Ramphele shouts a laugh. “Where Girdler is going, you’ll never see him again.”
Part 1
Chapter 1
Funeral Cake
12 YEARS LATER
Seth’s Apartment
Johannesburg, 2036
Kate takes another bite of the funeral cake. “What do you think?”
“Mm,” Keke says, still chewing, “If this cake was a person I’d take him home and—”
Seth clears his throat, and she doesn’t finish her sentence. At forty-something, Keke still has that violet glint of mischief in her eyes. She winks at Seth, and he winks back.
“It’s good.” Keke clicks her tongue. “Imnandi. I’d go with this one. The other two were good, but … what’s this one called again?”
Kate frowns. When her line of vision connects with the holotag, the name of the cake appears. “Death by Choxolate.”
Keke snorts. “Ah, well, at least they have a sense of humour.”
“Dark humour,” says Kate.
“Perfect for the funeral business.”
“They’ve got a lot to smile about,” says Seth. “Have you seen how much they charge? I’m in the wrong business entirely.”
“And what business is that, Mr Denicker?” Keke leans her leather-clad hip against the kitchen island’s granite counter. “Last time I saw you, you were about to start at The Company That Shall Not Be Named.”
“I’m still there.”
Keke straightens her back. “Doing?”
“Advanced chemgineering. What else?”
“Home or away?”
“Sorry?”
“Are you working for them, or against them?”
“Ah, you know. The usual. A bit of both.”
They snicker, but the truth is that if Bilchen even got a sniff of the fact that Seth was a biopunk hacktivist, he’d probably be thrown into some kind of (trademarked) dungeon.
“I keep expecting them to come to their senses and make me disappear.”
Keke taps her chin. “Maybe they have a plan for you.”
“Ja,” says Kate. “One that involves luring you in and then chopping you up for iguana food.”
Seth smiles. “With their reputation, it would hardly come as a surprise.”
Keke licks some frosting off her fingertip. “Lucky iguanas.”
“And with that sense of humour,” says Kate, “you should be in the funeral biz.”
Keke eyes what’s left of the cake. “Don’t tempt me.”
“Who knew there’d be so much bank to be made in the urban death industry?”
“I love the way you say ‘urban death industry’.”
“Ha ha,” says Kate, clearing away the confexionary boxes.
“But you guys seem to be coping well with your mom’s illness,” says Keke. “How are you feeling about everything?”
Seth shrugs. “We’re dealing, but it’s weird, you know? Planning a funeral for someone who is still … alive.”
She won’t be for long. Kate blinks away the tears that sting her sinuses.
Funeral parties are trending this spring. Woke wakes are all the rage.

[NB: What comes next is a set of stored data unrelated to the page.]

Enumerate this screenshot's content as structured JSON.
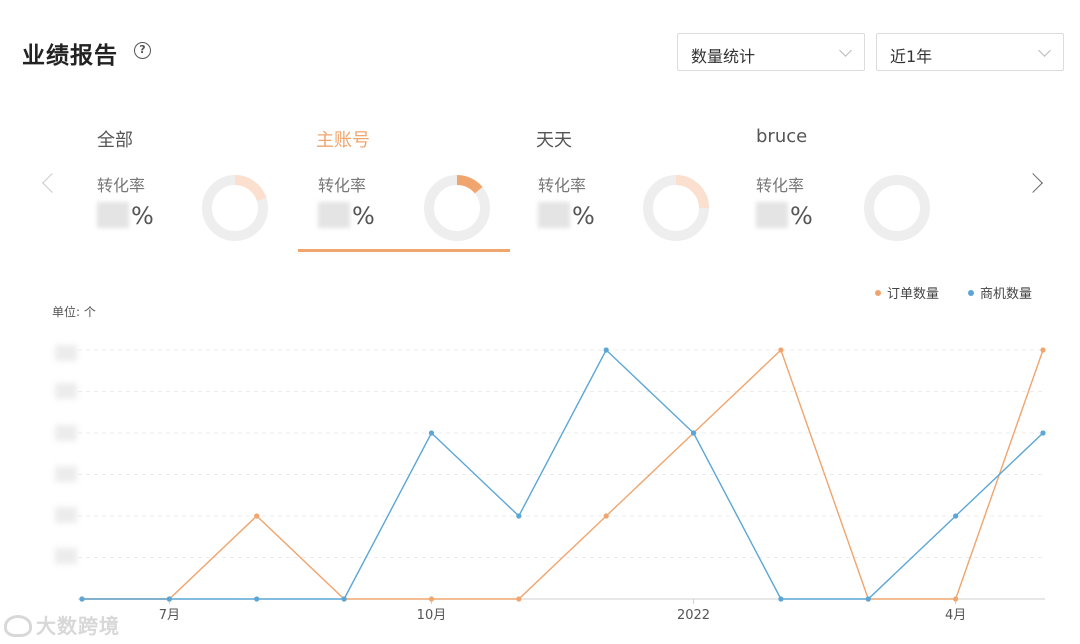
{
  "header": {
    "title": "业绩报告",
    "help_icon": "question-circle-icon",
    "mode_select": {
      "value": "数量统计"
    },
    "range_select": {
      "value": "近1年"
    }
  },
  "accounts": [
    {
      "name": "全部",
      "label": "转化率",
      "pct_visible": "%",
      "rate": 0.2,
      "active": false
    },
    {
      "name": "主账号",
      "label": "转化率",
      "pct_visible": "%",
      "rate": 0.14,
      "active": true
    },
    {
      "name": "天天",
      "label": "转化率",
      "pct_visible": "%",
      "rate": 0.25,
      "active": false
    },
    {
      "name": "bruce",
      "label": "转化率",
      "pct_visible": "%",
      "rate": 0.0,
      "active": false
    }
  ],
  "colors": {
    "accent": "#f0a56e",
    "orders": "#f0a56e",
    "leads": "#5ba6d6",
    "donut_track": "#eeeeee",
    "donut_fill_light": "#fbe0cf"
  },
  "chart_data": {
    "type": "line",
    "unit_label": "单位: 个",
    "x_ticks": [
      {
        "label": "7月",
        "index": 1
      },
      {
        "label": "10月",
        "index": 4
      },
      {
        "label": "2022",
        "index": 7
      },
      {
        "label": "4月",
        "index": 10
      }
    ],
    "x_count": 12,
    "ylim": [
      0,
      3
    ],
    "grid": true,
    "series": [
      {
        "name": "订单数量",
        "values": [
          0,
          0,
          1,
          0,
          0,
          0,
          1,
          2,
          3,
          0,
          0,
          3
        ]
      },
      {
        "name": "商机数量",
        "values": [
          0,
          0,
          0,
          0,
          2,
          1,
          3,
          2,
          0,
          0,
          1,
          2
        ]
      }
    ],
    "legend": "top-right"
  },
  "watermark": "大数跨境"
}
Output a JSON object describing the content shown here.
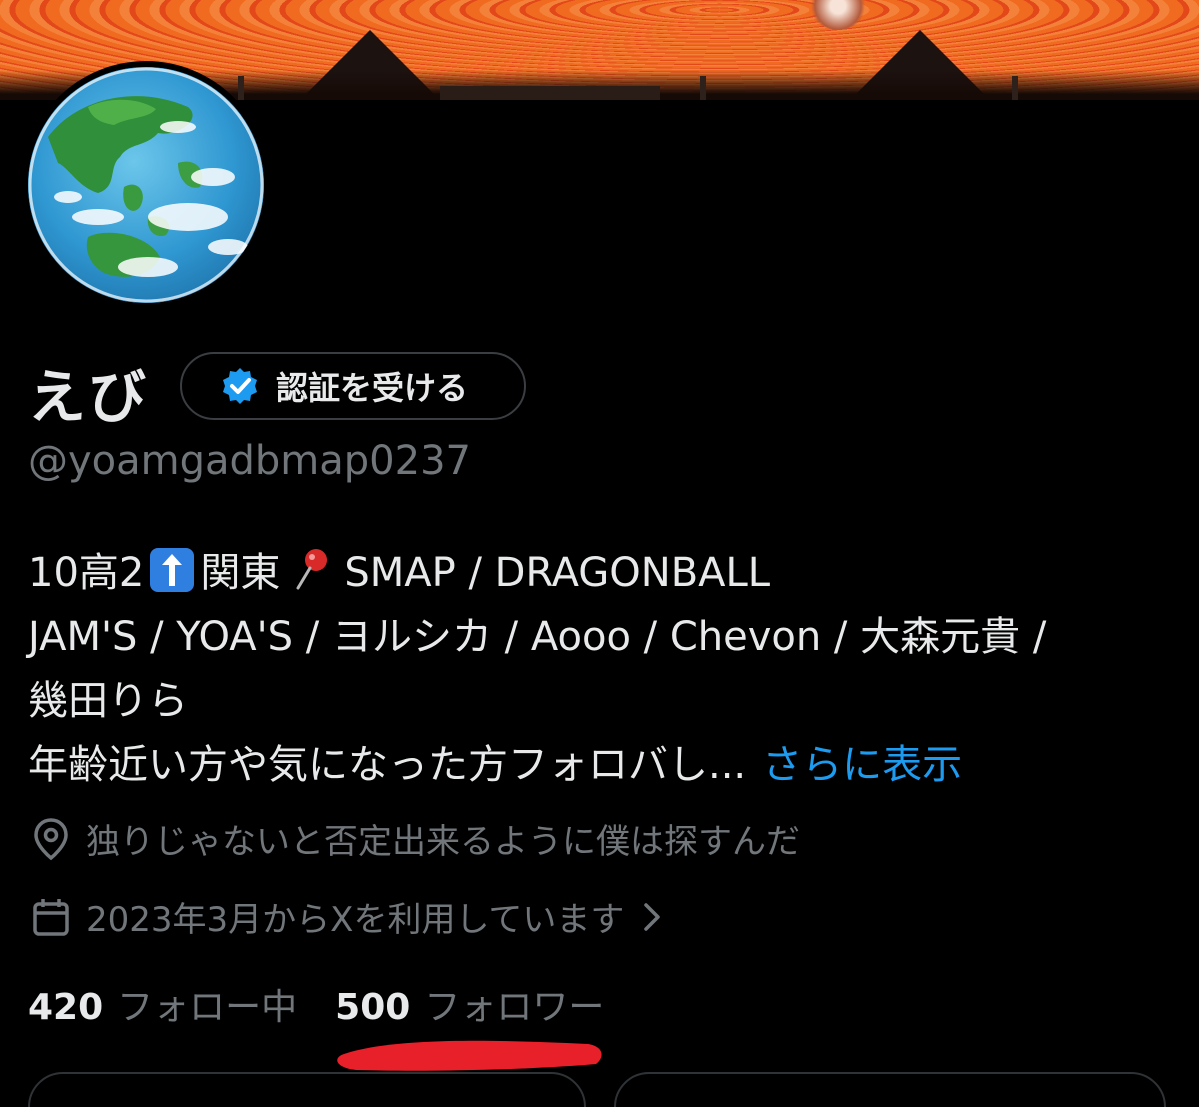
{
  "profile": {
    "display_name": "えび",
    "verify_button_label": "認証を受ける",
    "handle": "@yoamgadbmap0237",
    "bio": {
      "line1_pre": "10高2",
      "line1_mid": "関東",
      "line1_post": "SMAP / DRAGONBALL",
      "line2": "JAM'S / YOA'S / ヨルシカ / Aooo / Chevon / 大森元貴 /",
      "line3": "幾田りら",
      "line4": "年齢近い方や気になった方フォロバし...",
      "more_link": "さらに表示"
    },
    "location": "独りじゃないと否定出来るように僕は探すんだ",
    "joined": "2023年3月からXを利用しています",
    "following_count": "420",
    "following_label": "フォロー中",
    "followers_count": "500",
    "followers_label": "フォロワー"
  },
  "icons": {
    "verified_badge": "verified-badge-icon",
    "location": "location-pin-icon",
    "calendar": "calendar-icon",
    "chevron": "chevron-right-icon",
    "up_arrow_emoji": "up-arrow-emoji-icon",
    "pushpin_emoji": "round-pushpin-emoji-icon"
  },
  "colors": {
    "background": "#000000",
    "text_primary": "#e7e9ea",
    "text_secondary": "#71767b",
    "link": "#1d9bf0",
    "verified": "#1d9bf0",
    "annotation_mark": "#e8202a"
  }
}
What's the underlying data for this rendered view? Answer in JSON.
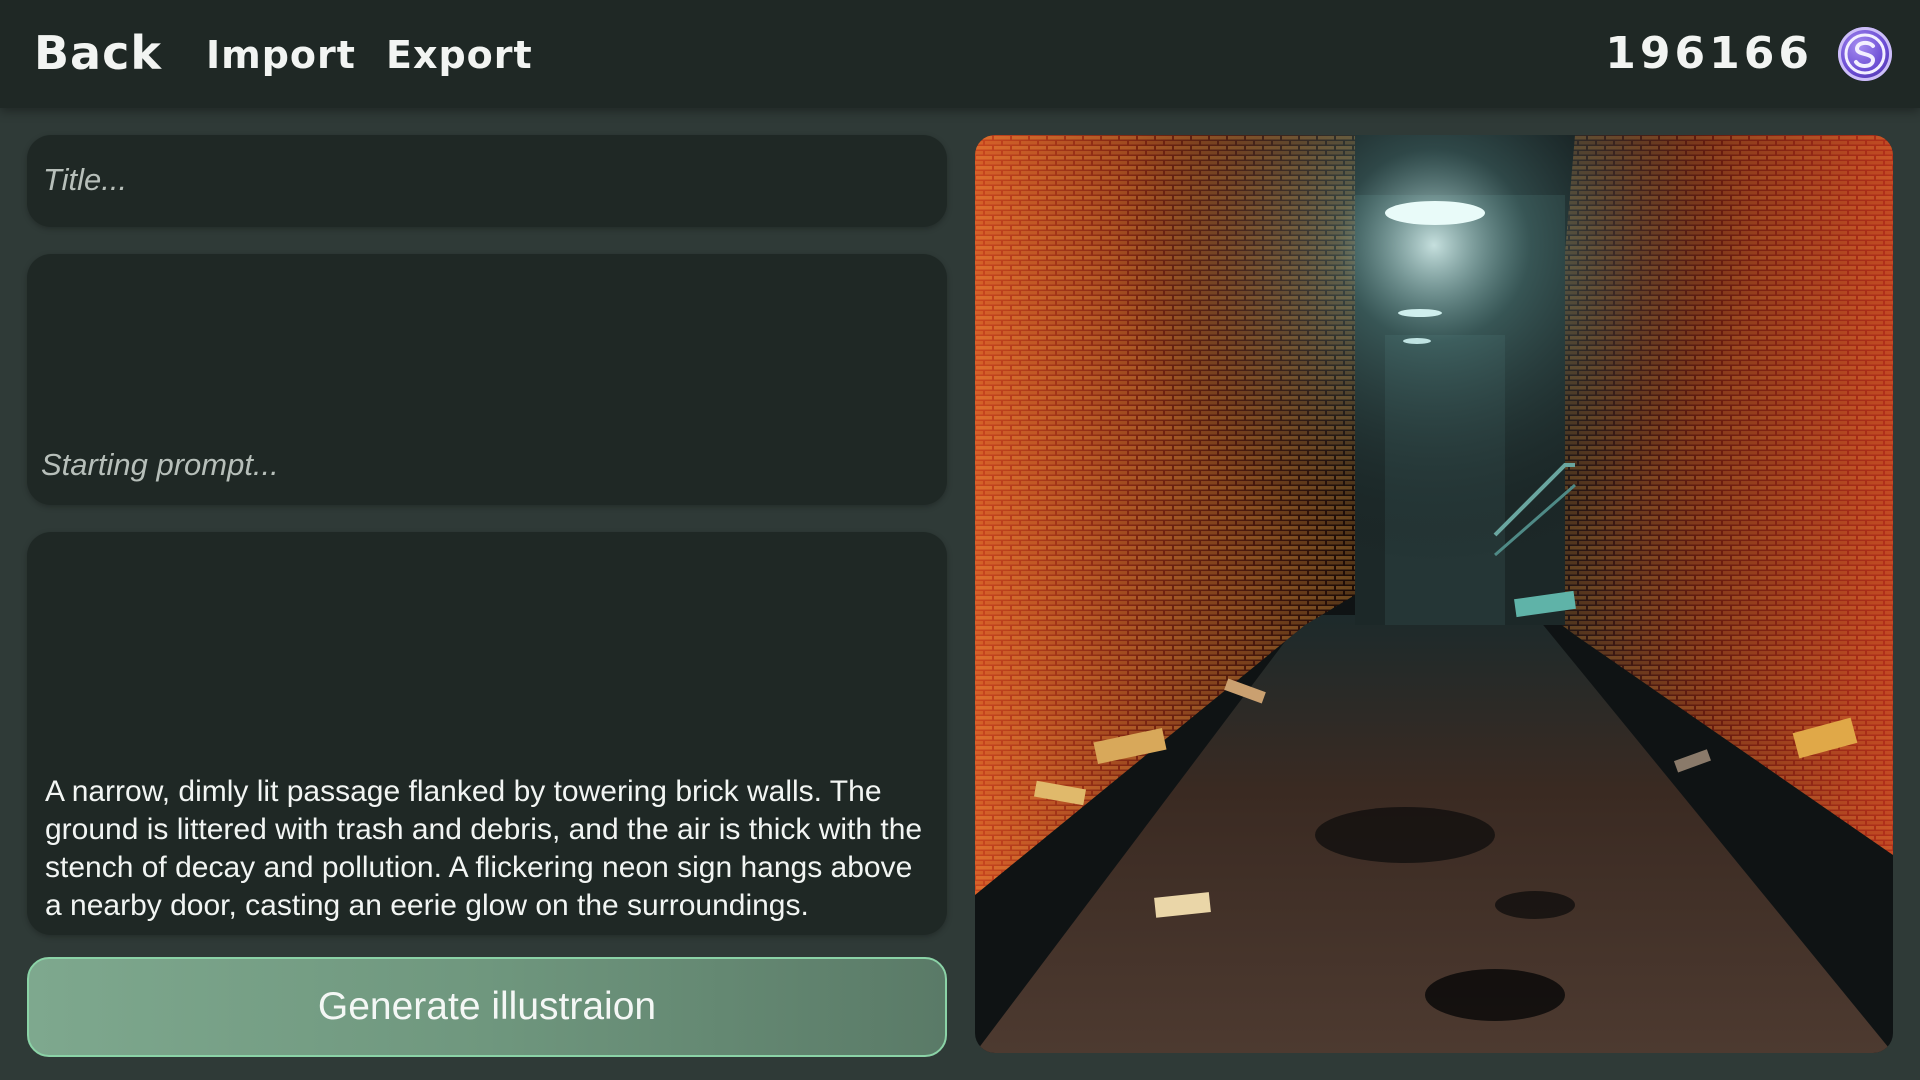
{
  "topbar": {
    "back_label": "Back",
    "import_label": "Import",
    "export_label": "Export",
    "credits": "196166",
    "coin_icon": "credit-coin-icon"
  },
  "form": {
    "title_placeholder": "Title...",
    "prompt_placeholder": "Starting prompt...",
    "description": "A narrow, dimly lit passage flanked by towering brick walls. The ground is littered with trash and debris, and the air is thick with the stench of decay and pollution. A flickering neon sign hangs above a nearby door, casting an eerie glow on the surroundings.",
    "generate_label": "Generate illustraion"
  },
  "colors": {
    "background": "#2f3a37",
    "panel": "#1f2825",
    "button": "#7ea88e",
    "button_border": "#8bd3a7",
    "coin": "#6a4bd3"
  }
}
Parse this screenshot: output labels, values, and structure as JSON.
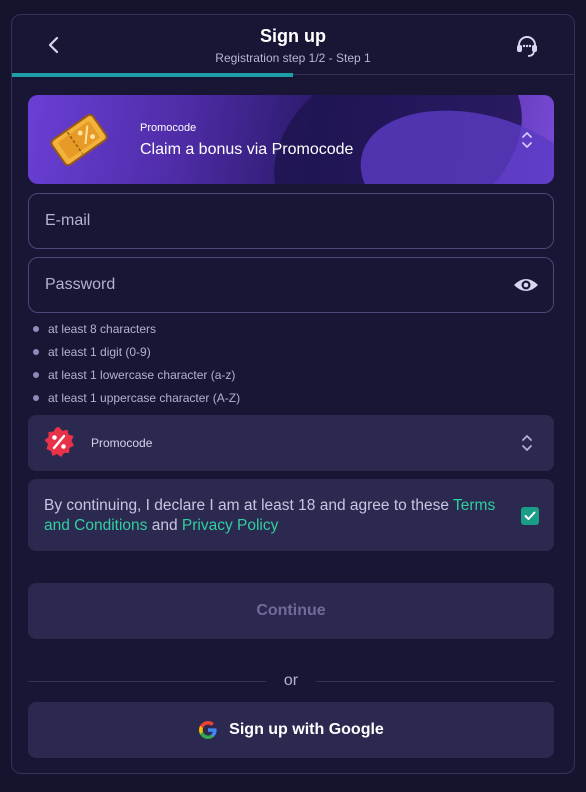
{
  "header": {
    "title": "Sign up",
    "subtitle": "Registration step 1/2 - Step 1",
    "progress_fraction": 0.5
  },
  "promo_banner": {
    "label": "Promocode",
    "text": "Claim a bonus via Promocode",
    "icon": "golden-ticket-icon"
  },
  "email": {
    "placeholder": "E-mail",
    "value": ""
  },
  "password": {
    "placeholder": "Password",
    "value": "",
    "icon": "eye-icon"
  },
  "password_rules": [
    "at least 8 characters",
    "at least 1 digit (0-9)",
    "at least 1 lowercase character (a-z)",
    "at least 1 uppercase character (A-Z)"
  ],
  "promocode_select": {
    "label": "Promocode",
    "icon": "percent-badge-icon"
  },
  "terms": {
    "prefix": "By continuing, I declare I am at least 18 and agree to these ",
    "terms_link": "Terms and Conditions",
    "middle": " and ",
    "privacy_link": "Privacy Policy",
    "checked": true
  },
  "continue_label": "Continue",
  "divider_text": "or",
  "google_label": "Sign up with Google",
  "colors": {
    "background": "#15132e",
    "accent_teal": "#1e9fa6",
    "link_green": "#2fcfa0",
    "checkbox": "#1b9e88",
    "card": "#2c2950"
  }
}
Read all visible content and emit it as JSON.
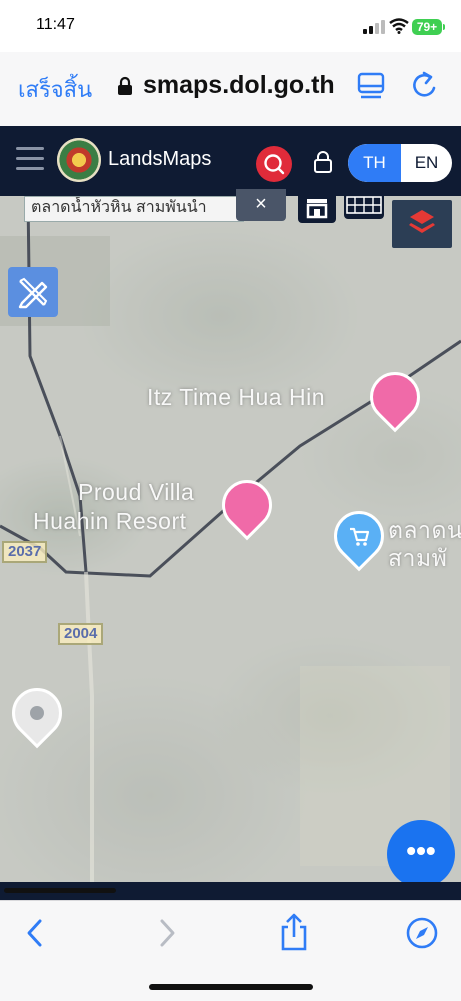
{
  "status_bar": {
    "time": "11:47",
    "battery": "79+"
  },
  "browser": {
    "done_label": "เสร็จสิ้น",
    "url": "smaps.dol.go.th"
  },
  "app": {
    "brand": "LandsMaps",
    "lang_th": "TH",
    "lang_en": "EN"
  },
  "map": {
    "search_value": "ตลาดน้ำหัวหิน สามพันนำ",
    "clear_label": "×",
    "labels": {
      "itz_time": "Itz Time Hua Hin",
      "proud_villa_1": "Proud Villa",
      "proud_villa_2": "Huahin Resort",
      "market_1": "ตลาดน",
      "market_2": "สามพั"
    },
    "road_shields": [
      "2037",
      "2004"
    ],
    "fab_label": "•••"
  },
  "colors": {
    "accent": "#2f7cf6",
    "header_bg": "#0f1b33",
    "search_red": "#e02b3a",
    "poi_pink": "#f06aa8",
    "poi_blue": "#5ab0f5"
  }
}
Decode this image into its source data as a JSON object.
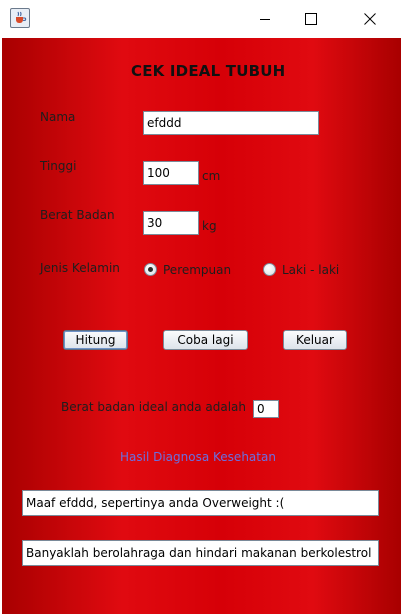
{
  "window": {
    "icon": "java-cup-icon",
    "controls": {
      "minimize": "minimize-icon",
      "maximize": "maximize-icon",
      "close": "close-icon"
    }
  },
  "form": {
    "title": "CEK IDEAL TUBUH",
    "nama_label": "Nama",
    "nama_value": "efddd",
    "tinggi_label": "Tinggi",
    "tinggi_value": "100",
    "tinggi_unit": "cm",
    "berat_label": "Berat Badan",
    "berat_value": "30",
    "berat_unit": "kg",
    "kelamin_label": "Jenis Kelamin",
    "kelamin_options": [
      {
        "label": "Perempuan",
        "selected": true
      },
      {
        "label": "Laki - laki",
        "selected": false
      }
    ]
  },
  "buttons": {
    "hitung": "Hitung",
    "coba_lagi": "Coba lagi",
    "keluar": "Keluar"
  },
  "result": {
    "ideal_label": "Berat badan ideal anda adalah",
    "ideal_value": "0",
    "diagnosa_label": "Hasil Diagnosa Kesehatan",
    "diagnosa_line1": "Maaf efddd, sepertinya anda Overweight :(",
    "diagnosa_line2": "Banyaklah berolahraga dan hindari makanan berkolestrol"
  },
  "colors": {
    "background_red": "#d60007",
    "diagnosa_text": "#6b6fe0"
  }
}
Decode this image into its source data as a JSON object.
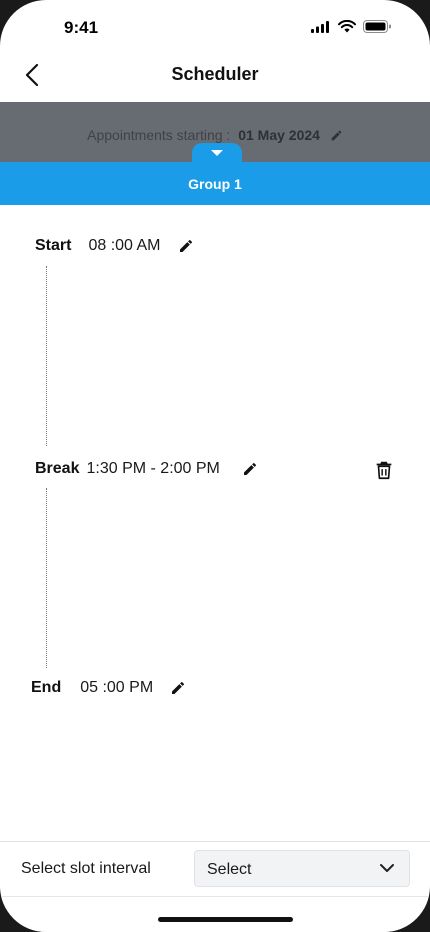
{
  "status": {
    "time": "9:41"
  },
  "header": {
    "title": "Scheduler"
  },
  "date_bar": {
    "label": "Appointments starting :",
    "date": "01 May 2024"
  },
  "group_tab": {
    "label": "Group 1"
  },
  "timeline": {
    "start": {
      "label": "Start",
      "time": "08 :00 AM"
    },
    "break": {
      "label": "Break",
      "time": "1:30 PM - 2:00 PM"
    },
    "end": {
      "label": "End",
      "time": "05 :00 PM"
    }
  },
  "slot": {
    "label": "Select slot interval",
    "selected": "Select"
  },
  "colors": {
    "accent": "#1b9ce8",
    "date_bar_bg": "#676b72"
  }
}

WHY WAIT TILL YOU ARE DEAD? is one of the less-subtle headlines Kate’s seen on the forever-hovering city holoboards she wishes she could swat away. It costs more t
han a million blox to switch off the automatic ads that float into your neuroreality vision. Kate’s always called it outright blackmail and refused to pay the ransom, but lately her resolve is sliding. She’s tired of the constant laser-targeted marketing trying to scratch her eyes out. She imagines going for an old-fashioned walk along the purple-blossomed jacaranda streets with nothing crowding her vision—just breathing in the fresh air.
I mean, what’s next? She’d demanded of Seth. Are they going to make us pay to breathe?